Für Bioidenticals, die neu in den Markt eingeführt werden, gilt ein in Anhang 2 für ein bioidentisches Arzneimittel gegebenenfalls festgelegter Abschlag. Für andere biotechnologisch hergestellte Wirkstoffe bzw. Fertigarzneimittel, die aufgrund einer erstmaligen Markteinführung die Voraussetzungen zur Zuordnung in Anhang 4 erfüllen, fällt bis zum Abschluss einer Vereinbarung zunächst kein Abschlag an – sie unterliegen dem biosimilaren Wettbewerb.

Und was ist bei einer Änderung des Listenpreises?

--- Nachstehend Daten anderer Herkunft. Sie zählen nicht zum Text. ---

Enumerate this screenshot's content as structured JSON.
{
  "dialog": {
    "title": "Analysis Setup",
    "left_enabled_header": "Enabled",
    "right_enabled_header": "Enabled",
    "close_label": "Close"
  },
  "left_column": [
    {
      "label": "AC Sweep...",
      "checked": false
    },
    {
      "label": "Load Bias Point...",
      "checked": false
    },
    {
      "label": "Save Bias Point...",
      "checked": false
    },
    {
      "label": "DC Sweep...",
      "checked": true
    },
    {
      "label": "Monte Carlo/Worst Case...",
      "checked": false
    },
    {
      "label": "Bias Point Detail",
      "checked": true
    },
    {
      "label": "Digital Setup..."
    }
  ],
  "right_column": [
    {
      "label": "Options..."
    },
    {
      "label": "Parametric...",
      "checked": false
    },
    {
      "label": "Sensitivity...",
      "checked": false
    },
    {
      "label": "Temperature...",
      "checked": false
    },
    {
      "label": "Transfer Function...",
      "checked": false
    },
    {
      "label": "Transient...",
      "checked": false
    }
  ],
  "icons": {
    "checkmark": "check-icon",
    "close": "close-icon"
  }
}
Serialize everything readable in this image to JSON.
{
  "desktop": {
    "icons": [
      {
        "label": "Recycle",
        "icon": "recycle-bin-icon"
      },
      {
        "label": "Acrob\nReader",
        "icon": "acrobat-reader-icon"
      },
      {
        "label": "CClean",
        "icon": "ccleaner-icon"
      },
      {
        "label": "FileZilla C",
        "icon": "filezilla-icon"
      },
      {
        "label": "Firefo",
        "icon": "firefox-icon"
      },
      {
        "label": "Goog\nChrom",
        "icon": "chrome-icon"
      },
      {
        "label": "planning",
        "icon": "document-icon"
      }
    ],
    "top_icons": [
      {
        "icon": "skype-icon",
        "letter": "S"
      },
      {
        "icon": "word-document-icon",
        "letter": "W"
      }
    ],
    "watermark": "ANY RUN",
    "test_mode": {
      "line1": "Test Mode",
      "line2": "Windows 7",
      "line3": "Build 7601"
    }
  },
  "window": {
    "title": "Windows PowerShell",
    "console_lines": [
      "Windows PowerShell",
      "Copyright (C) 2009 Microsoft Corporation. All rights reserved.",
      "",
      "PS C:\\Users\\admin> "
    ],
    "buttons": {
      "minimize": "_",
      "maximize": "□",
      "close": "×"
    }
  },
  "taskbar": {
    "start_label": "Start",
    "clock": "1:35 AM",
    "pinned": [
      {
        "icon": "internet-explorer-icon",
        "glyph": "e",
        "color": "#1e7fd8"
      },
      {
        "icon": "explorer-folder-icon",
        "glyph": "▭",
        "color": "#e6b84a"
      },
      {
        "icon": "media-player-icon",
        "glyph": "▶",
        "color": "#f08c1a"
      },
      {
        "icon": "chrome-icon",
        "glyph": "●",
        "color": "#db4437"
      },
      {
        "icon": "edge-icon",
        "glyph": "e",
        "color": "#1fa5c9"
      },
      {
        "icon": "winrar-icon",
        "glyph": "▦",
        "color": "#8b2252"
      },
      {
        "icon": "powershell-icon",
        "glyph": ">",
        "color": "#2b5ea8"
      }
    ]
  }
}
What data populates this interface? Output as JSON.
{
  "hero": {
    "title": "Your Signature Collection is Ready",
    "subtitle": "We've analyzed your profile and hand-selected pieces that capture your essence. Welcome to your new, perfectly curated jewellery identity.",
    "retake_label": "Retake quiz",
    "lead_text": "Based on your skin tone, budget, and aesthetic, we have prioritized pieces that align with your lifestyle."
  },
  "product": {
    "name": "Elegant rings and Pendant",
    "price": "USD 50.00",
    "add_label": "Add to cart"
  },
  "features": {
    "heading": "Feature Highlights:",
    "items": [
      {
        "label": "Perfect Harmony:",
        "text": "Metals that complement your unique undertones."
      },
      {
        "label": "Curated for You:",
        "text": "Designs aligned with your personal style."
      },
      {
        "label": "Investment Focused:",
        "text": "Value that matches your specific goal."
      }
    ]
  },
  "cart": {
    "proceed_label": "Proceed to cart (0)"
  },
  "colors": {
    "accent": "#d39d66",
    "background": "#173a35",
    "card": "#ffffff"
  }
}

Weiterhin gibt es eine Regelung, die greift, wenn ein Hersteller seinen Listenpreis für ein nach § 40b AM-RL austauschbares biotechnologisch hergestelltes Fertigarzneimittel über zwei aufeinanderfolgende Meldetermine senkt oder erhöht. Dann wird den Vertragspartnern eine schnelle Anpassung auf Marktveränderungen ermöglicht. Können diese allerdings kein Einvernehmen erzielen, gilt zunächst der vorherige Preis. Dieser ergibt sich auf Basis des vor der Änderung gemeldeten Listenpreises im Preis- und Produktverzeichnis nach § 131 SGB V unter Berücksichtigung des in Anhang 2 genannten Abschlags.

Die Praxis muss nun zeigen, wie sich die neuen Regeln handhaben lassen.